Despite the financial reality of what could happen if farmers didn’t plant and returned seed, Beck’s decided their course of action would not include employee layoffs. Instead, they prepared to sell land to protect their people.
“Fortunately, the weather broke and everybody was able to get planted,” he says. “Then the second miracle happened. We had the second warmest September on record, and that’s what brought the crop through to enable 2019 to not turn out as bad as it started.”
3. Turn disadvantages into advantages.
In 2014, Lamar Steiger, owner of The 808 Ranch, was tasked with a monumental challenge: helping Walmart reinvent its beef supply chain. At the time, the retail giant was at a disadvantage, forced to accept whatever the major meatpackers provided.
Steiger’s strategy was to turn that lack of control into a new kind of independence.
“I convinced the Walmart team to go around the traditional supply chain,” Steiger says. Today, Walmart sources 28% of its beef from its own “farm-to-table” supply chain.
There’s no question that decision was really good for Walmart. But Steiger says it was also really good for him personally.
“It reminded me that no matter how big you are, there are always challenges,” he says.
4. Create “white space” for the future.
When the day-to-day tasks of an operation become overwhelming, long-term strategy is often the first thing to go. James Burgum, CEO of The Arthur Companies, believes leaders must intentionally carve out “white space” for their teams.

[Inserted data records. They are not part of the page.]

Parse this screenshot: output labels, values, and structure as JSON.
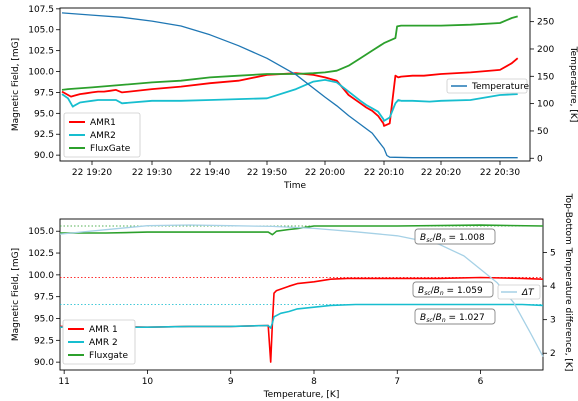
{
  "chart_data": [
    {
      "type": "line",
      "xlabel": "Time",
      "ylabel": "Magnetic Field, [mG]",
      "y2label": "Temperature, [K]",
      "x_ticks": [
        "22 19:20",
        "22 19:30",
        "22 19:40",
        "22 19:50",
        "22 20:00",
        "22 20:10",
        "22 20:20",
        "22 20:30"
      ],
      "xlim_minutes": [
        19.2,
        34
      ],
      "ylim": [
        89.3,
        107.6
      ],
      "y_ticks": [
        "90.0",
        "92.5",
        "95.0",
        "97.5",
        "100.0",
        "102.5",
        "105.0",
        "107.5"
      ],
      "y2lim": [
        -5,
        275
      ],
      "y2_ticks": [
        "0",
        "50",
        "100",
        "150",
        "200",
        "250"
      ],
      "legend_left": [
        "AMR1",
        "AMR2",
        "FluxGate"
      ],
      "legend_right": [
        "Temperature"
      ],
      "legend_left_position": "lower-left",
      "legend_right_position": "center-right",
      "series": [
        {
          "name": "AMR1",
          "color": "#ff0000",
          "axis": "left",
          "x": [
            15,
            16.5,
            17,
            18,
            19,
            20,
            21,
            22,
            23,
            24,
            25,
            30,
            35,
            40,
            45,
            50,
            55,
            58,
            60,
            62,
            64,
            66,
            67,
            68,
            69,
            69.9,
            70,
            71,
            72,
            72.5,
            73,
            75,
            77,
            80,
            85,
            90,
            92,
            93
          ],
          "y": [
            97.6,
            97.0,
            97.1,
            97.3,
            97.4,
            97.5,
            97.6,
            97.6,
            97.7,
            97.8,
            97.5,
            97.9,
            98.2,
            98.6,
            98.9,
            99.6,
            99.8,
            99.6,
            99.3,
            98.9,
            97.2,
            96.2,
            95.7,
            95.3,
            94.7,
            93.8,
            93.5,
            93.8,
            99.5,
            99.3,
            99.4,
            99.5,
            99.5,
            99.7,
            99.9,
            100.2,
            101.0,
            101.6
          ]
        },
        {
          "name": "AMR2",
          "color": "#17becf",
          "axis": "left",
          "x": [
            15,
            16,
            16.8,
            17,
            18,
            19,
            20,
            21,
            22,
            23,
            24,
            25,
            30,
            35,
            40,
            45,
            50,
            55,
            58,
            60,
            62,
            64,
            66,
            67,
            68,
            69,
            69.9,
            70,
            71,
            72,
            72.5,
            73,
            75,
            78,
            80,
            85,
            90,
            93
          ],
          "y": [
            97.3,
            96.8,
            95.8,
            95.9,
            96.3,
            96.4,
            96.5,
            96.6,
            96.6,
            96.6,
            96.6,
            96.2,
            96.5,
            96.5,
            96.6,
            96.7,
            96.8,
            97.9,
            98.8,
            99.0,
            98.7,
            97.6,
            96.5,
            96.0,
            95.6,
            95.2,
            94.3,
            94.1,
            94.5,
            96.2,
            96.6,
            96.5,
            96.5,
            96.4,
            96.5,
            96.6,
            97.2,
            97.3
          ]
        },
        {
          "name": "FluxGate",
          "color": "#2ca02c",
          "axis": "left",
          "x": [
            15,
            16,
            20,
            25,
            30,
            35,
            40,
            45,
            50,
            55,
            58,
            60,
            62,
            64,
            66,
            68,
            70,
            72,
            72.3,
            73,
            80,
            85,
            90,
            92,
            93
          ],
          "y": [
            97.8,
            97.9,
            98.1,
            98.4,
            98.7,
            98.9,
            99.3,
            99.5,
            99.7,
            99.7,
            99.8,
            99.9,
            100.1,
            100.7,
            101.6,
            102.5,
            103.4,
            104.0,
            105.4,
            105.5,
            105.5,
            105.6,
            105.8,
            106.4,
            106.6
          ]
        },
        {
          "name": "Temperature",
          "color": "#1f77b4",
          "axis": "right",
          "x": [
            15,
            20,
            25,
            30,
            35,
            40,
            45,
            50,
            55,
            60,
            62,
            64,
            66,
            68,
            69,
            70,
            70.5,
            71,
            75,
            80,
            90,
            93
          ],
          "y": [
            266,
            262,
            258,
            251,
            242,
            226,
            206,
            183,
            153,
            112,
            96,
            78,
            62,
            46,
            32,
            18,
            5,
            2,
            1,
            1,
            1,
            1
          ]
        }
      ]
    },
    {
      "type": "line",
      "xlabel": "Temperature, [K]",
      "ylabel": "Magnetic Field, [mG]",
      "y2label": "Top-Bottom Temperature difference, [K]",
      "x_ticks": [
        "11",
        "10",
        "9",
        "8",
        "7",
        "6"
      ],
      "xlim": [
        11.05,
        5.25
      ],
      "x_reversed": true,
      "ylim": [
        89.1,
        106.4
      ],
      "y_ticks": [
        "90.0",
        "92.5",
        "95.0",
        "97.5",
        "100.0",
        "102.5",
        "105.0"
      ],
      "y2lim": [
        1.5,
        6.0
      ],
      "y2_ticks": [
        "2",
        "3",
        "4",
        "5"
      ],
      "legend": [
        "AMR 1",
        "AMR 2",
        "Fluxgate"
      ],
      "legend_position": "lower-left",
      "legend_right": [
        "ΔT"
      ],
      "annotations": [
        {
          "label": "1.008",
          "at_x": 7.5,
          "at_y": 104.9
        },
        {
          "label": "1.059",
          "at_x": 7.5,
          "at_y": 99.2
        },
        {
          "label": "1.027",
          "at_x": 7.5,
          "at_y": 96.0
        }
      ],
      "reference_lines": [
        {
          "y": 105.6,
          "color": "#2ca02c"
        },
        {
          "y": 99.7,
          "color": "#ff0000"
        },
        {
          "y": 96.6,
          "color": "#17becf"
        }
      ],
      "series": [
        {
          "name": "AMR 1",
          "color": "#ff0000",
          "axis": "left",
          "x": [
            11.05,
            10.5,
            10.0,
            9.5,
            9.0,
            8.55,
            8.52,
            8.5,
            8.48,
            8.45,
            8.3,
            8.2,
            8.0,
            7.8,
            7.6,
            7.0,
            6.5,
            6.0,
            5.5,
            5.25
          ],
          "y": [
            94.1,
            94.1,
            94.0,
            94.1,
            94.1,
            94.2,
            90.0,
            94.5,
            97.9,
            98.2,
            98.7,
            99.0,
            99.2,
            99.5,
            99.6,
            99.6,
            99.6,
            99.7,
            99.6,
            99.5
          ]
        },
        {
          "name": "AMR 2",
          "color": "#17becf",
          "axis": "left",
          "x": [
            11.05,
            10.5,
            10.0,
            9.5,
            9.0,
            8.55,
            8.52,
            8.5,
            8.48,
            8.4,
            8.3,
            8.2,
            8.0,
            7.8,
            7.5,
            7.0,
            6.5,
            6.0,
            5.5,
            5.25
          ],
          "y": [
            94.0,
            94.0,
            94.0,
            94.1,
            94.1,
            94.2,
            93.9,
            94.5,
            95.2,
            95.6,
            95.8,
            96.1,
            96.3,
            96.5,
            96.6,
            96.6,
            96.6,
            96.6,
            96.6,
            96.5
          ]
        },
        {
          "name": "Fluxgate",
          "color": "#2ca02c",
          "axis": "left",
          "x": [
            11.05,
            10.5,
            10.0,
            9.5,
            9.0,
            8.55,
            8.5,
            8.45,
            8.3,
            8.2,
            8.0,
            7.8,
            7.0,
            6.0,
            5.25
          ],
          "y": [
            104.8,
            104.8,
            104.9,
            104.9,
            104.9,
            104.9,
            104.6,
            105.0,
            105.2,
            105.3,
            105.6,
            105.6,
            105.6,
            105.7,
            105.6
          ]
        },
        {
          "name": "ΔT",
          "color": "#a6d1e6",
          "axis": "right",
          "x": [
            11.05,
            10.5,
            10.0,
            9.5,
            9.0,
            8.5,
            8.0,
            7.5,
            7.0,
            6.5,
            6.2,
            6.0,
            5.8,
            5.6,
            5.4,
            5.25
          ],
          "y": [
            5.55,
            5.68,
            5.8,
            5.82,
            5.8,
            5.78,
            5.72,
            5.62,
            5.5,
            5.25,
            4.9,
            4.5,
            4.1,
            3.5,
            2.6,
            1.9
          ]
        }
      ]
    }
  ]
}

“It’s important to find ways where people can actually spend their time working on the business, not just in the business,” he says.

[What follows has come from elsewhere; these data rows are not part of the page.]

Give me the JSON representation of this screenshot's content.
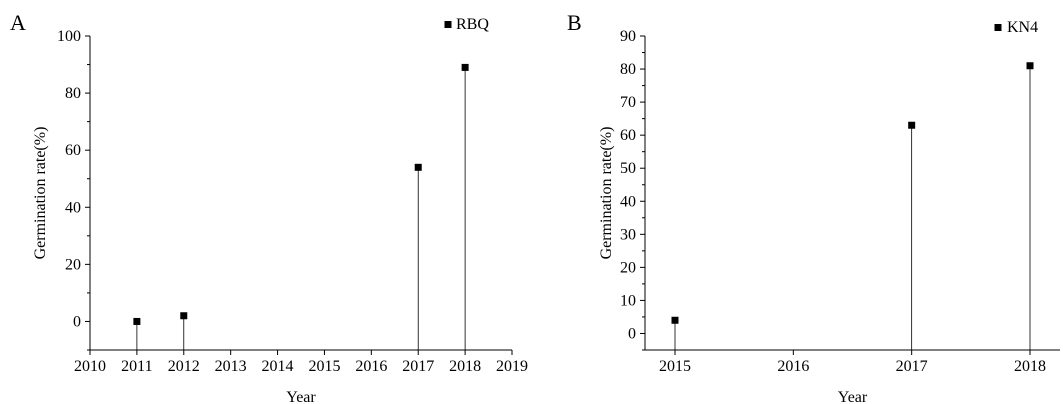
{
  "chart_data": [
    {
      "panel_label": "A",
      "type": "scatter",
      "style": "stem",
      "xlabel": "Year",
      "ylabel": "Germination rate(%)",
      "xlim": [
        2010,
        2019
      ],
      "ylim": [
        -10,
        100
      ],
      "xticks": [
        2010,
        2011,
        2012,
        2013,
        2014,
        2015,
        2016,
        2017,
        2018,
        2019
      ],
      "yticks": [
        0,
        20,
        40,
        60,
        80,
        100
      ],
      "grid": false,
      "legend_position": "top-right",
      "series": [
        {
          "name": "RBQ",
          "color": "#000000",
          "marker": "square",
          "x": [
            2011,
            2012,
            2017,
            2018
          ],
          "y": [
            0,
            2,
            54,
            89
          ]
        }
      ]
    },
    {
      "panel_label": "B",
      "type": "scatter",
      "style": "stem",
      "xlabel": "Year",
      "ylabel": "Germination rate(%)",
      "xaxis_scale": "categorical",
      "xticks": [
        "2015",
        "2016",
        "2017",
        "2018"
      ],
      "ylim": [
        -5,
        90
      ],
      "yticks": [
        0,
        10,
        20,
        30,
        40,
        50,
        60,
        70,
        80,
        90
      ],
      "grid": false,
      "legend_position": "top-right",
      "series": [
        {
          "name": "KN4",
          "color": "#000000",
          "marker": "square",
          "x": [
            "2015",
            "2017",
            "2018"
          ],
          "y": [
            4,
            63,
            81
          ]
        }
      ]
    }
  ]
}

By protecting time for team members to execute ideas that are three to five years out, Burgum manages the tension between short-term urgency and long-term viability.
“It’s hard to step away from the daily fires you’ll face in your operation, but it’s important,” he adds. “How we manage that tension of short term and long term is creating that white space and making sure that we consciously work on the business.
The Long Game
Ultimately, resilience in agriculture is about knowing when to push and when to pivot.
“You have to know when to put the gas down, and you need to know when to tap the brake,” Smith says. “And regardless of what you are doing, you need to stay focused on what you’re doing.”
Whether it is investing in science during a downturn or choosing customer empathy over the bottom line, these leaders say constraints don’t have to be roadblocks; they can be the very catalysts that drive an operation forward.